Every Dollar Protecting Non-Critical Systems Is a Dollar You Won't Have When It Actually Matters
How to map what's mission-critical versus what's just inconvenient when resources are finite
Running a 911 center teaches you that you can’t backup everything.
Resources are finite. Budget is finite. Attention is finite. You make choices about what gets protected and what doesn’t.
The challenge is knowing which failures would actually stop operations versus which would just be inconvenient.
We need redundant radio systems. If those fail, we can’t communicate with first responders. That’s mission-critical. We need backup power for dispatch consoles. Without that, we can’t answer calls or dispatch units. Also mission-critical.
Do we need backup printers at the backup site? Backup desk phones in every office? Redundant break room appliances?
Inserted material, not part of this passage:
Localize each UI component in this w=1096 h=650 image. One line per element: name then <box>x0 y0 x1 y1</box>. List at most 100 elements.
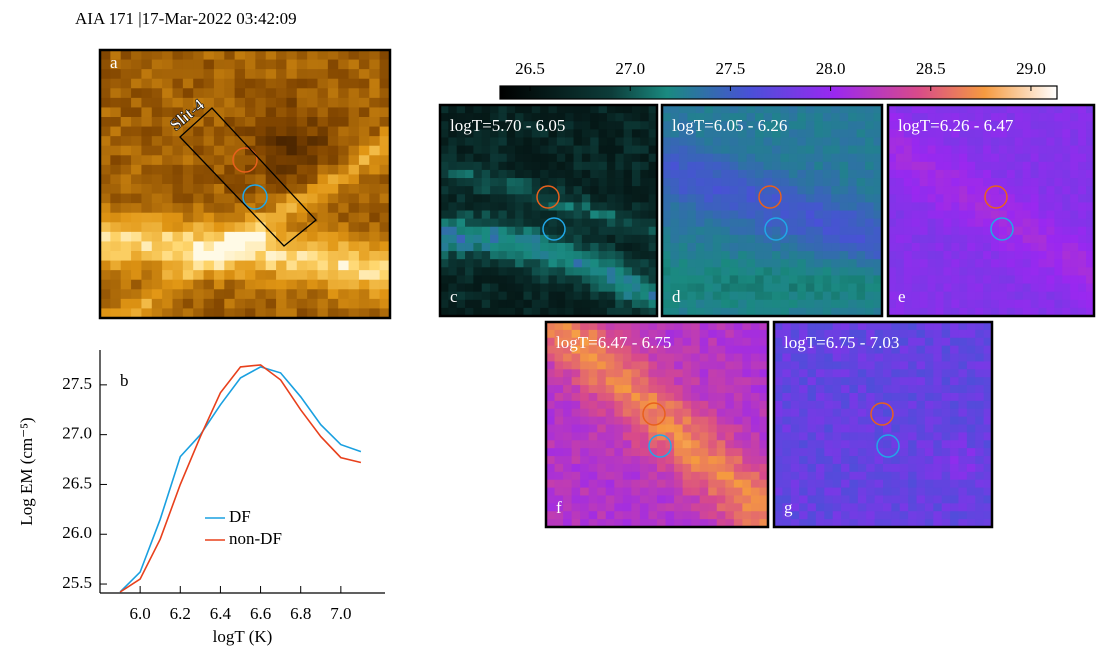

Not really. Those failures create workarounds. They’re manageable. Annoying, but not operational stoppers.
Every dollar spent fortifying something that isn’t actually critical is a dollar not available for the systems that keep you running during a crisis.
We’ve gotten better at mapping the critical path. What must work for us to receive emergency calls, dispatch appropriate units, and coordinate multi-agency response? Those systems get redundancy.
Everything else gets documented workarounds and acceptance that some inconvenience is tolerable.
It’s not perfect. We still discover dependencies we didn’t fully appreciate. A database we thought was supplementary turns out to be more important than expected. A reporting tool that seemed optional becomes critical during certain incident types.
But strategic fortification at the actual critical points beats trying to duplicate everything and protecting nothing adequately.